Aphids are tiny -- rarely exceeding 1/8 inch -- and teardrop shaped, with long, slender legs. Depending on the species, aphids can be green, brown, yellow, red or black, and they are often found congregating on the undersides of leaves. Aphids feed by using their mouth parts to suck fluids from stems and leaves; symptoms of infestation include leaves that are curling, yellowing and misshapen. Honeydew -- the sticky exudate aphids produce -- not only attracts ants, which feed on it, but also promotes the growth of sooty mold, a fungal infection. University of California notes that aphids are also vectors for disease, carrying viruses that can infect plants.

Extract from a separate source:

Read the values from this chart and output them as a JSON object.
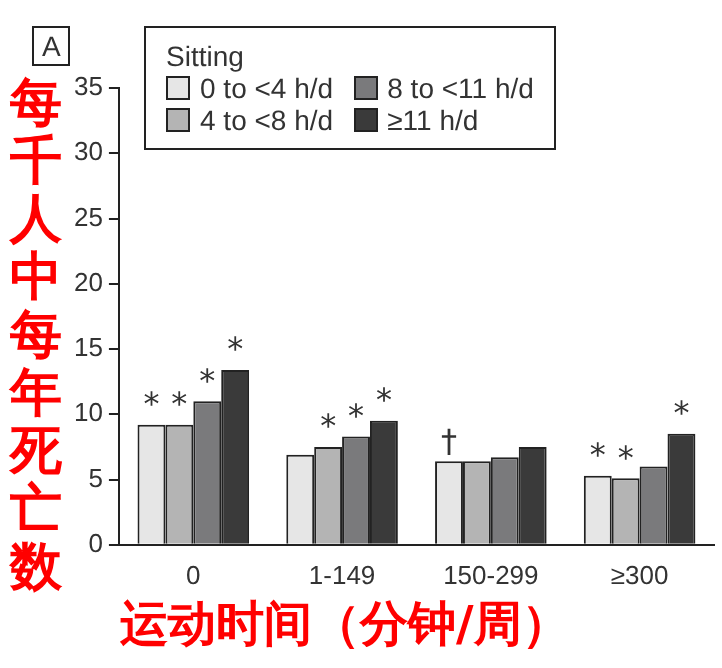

Marigolds, botanically known as Calendula officinalis, are perhaps the most well-known of the annual plants that repel aphids. Their content of pyrethrin -- a potent natural insecticide -- causes them to be beloved by organic gardeners, who rely on marigolds to send aphids and other pests on their way. Marigolds feature attractive, carnationlike flowers in sunny golds, yellows and oranges, and they bloom in spring, summer and fall. They thrive in full sun and can grow in sandy, loamy or clay soil as long as it is well drained. By deadheading marigolds -- snipping off dead blooms -- you encourage renewed blooming. Although marigolds are superheroes at fending off pests, they can be susceptible to powdery mildew; watch plants closely for this fungal disease.
Geraniums, which feature attractive scalloped leaves and fire engine-red blossoms, help create an unfriendly environment for aphids. They are particularly effective -- visually and as a pest deterrent -- when planted as borders. Geraniums are not picky as to soil pH or type, but it must be porous and well drained; spade an inch or so of coarse peat moss or compost into the bed before planting. These hardy annuals can grow in either full or partial sun and should be fed with a liquid balanced fertilizer. Like marigolds, geraniums have a sharp, distinctive aroma; if you find it disagreeable, scented varieties are available.
Allium flowers, which help deter aphids, are actually the blossoms of onions. Despite their earthy pedigree, they make attractive garden occupants. Certain cultivars display attractive spring flowers; one of the most visually pleasing of the ornamental onions, Allium aschersonianum, features a lavender sphere of massed blossoms displayed on stems so slender that the fluffy blooms appear to be levitating in midair. Alliums prefer full sun and fertile, well-drained soil.